Being the new TEFL teacher can be a bit overwhelming. Not only do you have to get used to living in a new city or even country, but you have the added stress of starting a new job. Although the TEFL course you have completed will most certainly prepare you for the classroom, you could probably do with a few helpful hints to help you out.

Have a notebook

You’re probably going to have more than one class, and you might even have loads of classes – all full of students. Besides trying to remember all their names, you also need to remember the personality of each class. A notebook will help you remember that the last time you played Bingo it went down like a lead balloon with Elementary 3A but worked like a charm with Intermediate 6B. You can also use this book to keep lists of activities you can use if you find you have an extra five minutes.

Be early

As a teacher you don’t need to be on time, you need to be early. You need some time before your students arrive for you to make sure your classroom is clean and tidy and set up to best suit your lesson. Even five minutes will give you enough time to also check your equipment to make sure everything is working before your lesson starts.

Do your homework

Especially at the beginning of your career if you are still getting to grips with English grammar, make sure you do your homework before each lesson. Look up any grammar point you are not 100% sure of and study it until you know it inside and out. This will help your confidence levels as you can then be sure you will be able to answer any questions the students might throw at you.

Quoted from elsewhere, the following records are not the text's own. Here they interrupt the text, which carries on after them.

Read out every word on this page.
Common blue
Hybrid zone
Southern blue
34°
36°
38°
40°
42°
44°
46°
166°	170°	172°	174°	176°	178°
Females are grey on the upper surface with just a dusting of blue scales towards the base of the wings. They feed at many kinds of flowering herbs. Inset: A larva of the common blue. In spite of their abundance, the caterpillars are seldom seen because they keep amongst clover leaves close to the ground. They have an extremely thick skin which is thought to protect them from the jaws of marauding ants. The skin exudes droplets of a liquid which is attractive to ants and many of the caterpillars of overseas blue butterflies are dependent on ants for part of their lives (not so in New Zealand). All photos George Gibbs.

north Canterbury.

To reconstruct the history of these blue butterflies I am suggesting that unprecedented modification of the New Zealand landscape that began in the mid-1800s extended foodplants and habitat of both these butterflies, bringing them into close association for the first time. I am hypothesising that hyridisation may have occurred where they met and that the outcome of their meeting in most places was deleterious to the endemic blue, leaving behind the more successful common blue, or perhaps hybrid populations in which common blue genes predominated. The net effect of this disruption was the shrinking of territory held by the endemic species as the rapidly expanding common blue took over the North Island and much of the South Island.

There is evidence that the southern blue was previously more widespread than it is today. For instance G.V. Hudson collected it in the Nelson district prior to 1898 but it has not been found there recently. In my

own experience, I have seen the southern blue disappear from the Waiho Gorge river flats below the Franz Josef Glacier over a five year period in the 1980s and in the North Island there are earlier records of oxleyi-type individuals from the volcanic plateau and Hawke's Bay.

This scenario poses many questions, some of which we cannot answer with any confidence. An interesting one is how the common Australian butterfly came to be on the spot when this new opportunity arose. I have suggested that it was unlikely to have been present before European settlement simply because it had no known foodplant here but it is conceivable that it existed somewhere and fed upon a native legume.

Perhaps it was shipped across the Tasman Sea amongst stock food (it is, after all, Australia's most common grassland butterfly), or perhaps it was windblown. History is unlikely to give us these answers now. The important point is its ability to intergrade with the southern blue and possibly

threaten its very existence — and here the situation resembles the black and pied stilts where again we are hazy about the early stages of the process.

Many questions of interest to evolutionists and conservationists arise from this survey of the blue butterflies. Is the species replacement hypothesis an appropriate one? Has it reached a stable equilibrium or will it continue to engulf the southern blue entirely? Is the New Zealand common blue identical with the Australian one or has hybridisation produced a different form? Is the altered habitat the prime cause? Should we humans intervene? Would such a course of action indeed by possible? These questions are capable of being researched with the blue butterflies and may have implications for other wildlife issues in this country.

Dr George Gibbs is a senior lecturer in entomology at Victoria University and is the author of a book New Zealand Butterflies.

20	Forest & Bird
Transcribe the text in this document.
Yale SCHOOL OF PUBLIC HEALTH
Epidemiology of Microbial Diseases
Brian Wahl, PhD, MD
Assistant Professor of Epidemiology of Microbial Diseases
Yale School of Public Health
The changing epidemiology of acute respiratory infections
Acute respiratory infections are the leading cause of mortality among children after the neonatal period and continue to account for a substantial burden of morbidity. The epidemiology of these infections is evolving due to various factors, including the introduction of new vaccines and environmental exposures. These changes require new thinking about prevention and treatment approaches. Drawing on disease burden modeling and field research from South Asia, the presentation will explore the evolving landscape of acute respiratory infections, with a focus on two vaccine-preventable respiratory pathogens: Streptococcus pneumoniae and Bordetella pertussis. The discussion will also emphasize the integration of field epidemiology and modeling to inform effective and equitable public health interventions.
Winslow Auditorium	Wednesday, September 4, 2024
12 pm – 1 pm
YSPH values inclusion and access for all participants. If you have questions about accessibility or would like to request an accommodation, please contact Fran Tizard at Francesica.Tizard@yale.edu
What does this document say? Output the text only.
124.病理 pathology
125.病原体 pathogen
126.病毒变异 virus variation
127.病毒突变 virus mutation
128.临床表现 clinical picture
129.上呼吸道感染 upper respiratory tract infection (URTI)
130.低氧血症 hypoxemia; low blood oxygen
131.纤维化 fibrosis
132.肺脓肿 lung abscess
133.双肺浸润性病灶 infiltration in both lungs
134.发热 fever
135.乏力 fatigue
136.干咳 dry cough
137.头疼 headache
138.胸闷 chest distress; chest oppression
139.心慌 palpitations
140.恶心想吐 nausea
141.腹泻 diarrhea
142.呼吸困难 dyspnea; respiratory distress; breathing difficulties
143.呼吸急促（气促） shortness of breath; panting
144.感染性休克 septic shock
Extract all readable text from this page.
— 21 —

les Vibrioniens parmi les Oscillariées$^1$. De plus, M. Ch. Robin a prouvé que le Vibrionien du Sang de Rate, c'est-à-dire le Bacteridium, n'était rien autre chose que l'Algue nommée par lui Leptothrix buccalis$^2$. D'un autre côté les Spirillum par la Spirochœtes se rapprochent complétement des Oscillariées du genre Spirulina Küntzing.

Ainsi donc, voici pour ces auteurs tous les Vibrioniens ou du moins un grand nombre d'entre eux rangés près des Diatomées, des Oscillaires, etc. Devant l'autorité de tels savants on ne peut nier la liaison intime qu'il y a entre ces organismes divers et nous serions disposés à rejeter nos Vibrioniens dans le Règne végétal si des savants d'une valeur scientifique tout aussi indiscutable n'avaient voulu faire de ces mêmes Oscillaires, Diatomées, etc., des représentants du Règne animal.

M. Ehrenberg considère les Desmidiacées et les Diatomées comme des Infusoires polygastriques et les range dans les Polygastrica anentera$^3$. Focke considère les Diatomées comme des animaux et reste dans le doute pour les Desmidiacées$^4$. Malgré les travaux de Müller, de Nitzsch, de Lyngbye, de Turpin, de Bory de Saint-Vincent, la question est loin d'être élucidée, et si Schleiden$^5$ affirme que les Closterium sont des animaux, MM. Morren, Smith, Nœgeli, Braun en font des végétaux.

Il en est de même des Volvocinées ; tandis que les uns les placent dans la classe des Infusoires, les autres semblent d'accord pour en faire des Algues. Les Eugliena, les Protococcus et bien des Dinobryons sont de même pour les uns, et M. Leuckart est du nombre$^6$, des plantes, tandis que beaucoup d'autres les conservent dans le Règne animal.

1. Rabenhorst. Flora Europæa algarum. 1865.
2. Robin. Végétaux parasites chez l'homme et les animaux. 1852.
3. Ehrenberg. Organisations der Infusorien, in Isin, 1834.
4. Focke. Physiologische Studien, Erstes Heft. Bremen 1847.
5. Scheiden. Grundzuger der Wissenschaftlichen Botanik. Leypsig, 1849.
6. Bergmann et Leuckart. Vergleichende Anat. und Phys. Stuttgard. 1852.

Write your plan in shorthand

We don’t have to remind you of the importance of lesson planning, but there is no need to walk into the classroom with a million pieces of paper with all the details of your entire lesson plan on it. Write notes on your lesson just to remind you of the sequence of your activities. You can use your notebook or even a post-it.

Relax!

The most important thing of all is that you enjoy your lessons. If you’re not enjoying your lessons, neither will your students. Try to remember that hardly any lesson goes according to plan so if you deviate or if things go wrong it’s not a train smash – and can even bring about unexpected learning opportunities.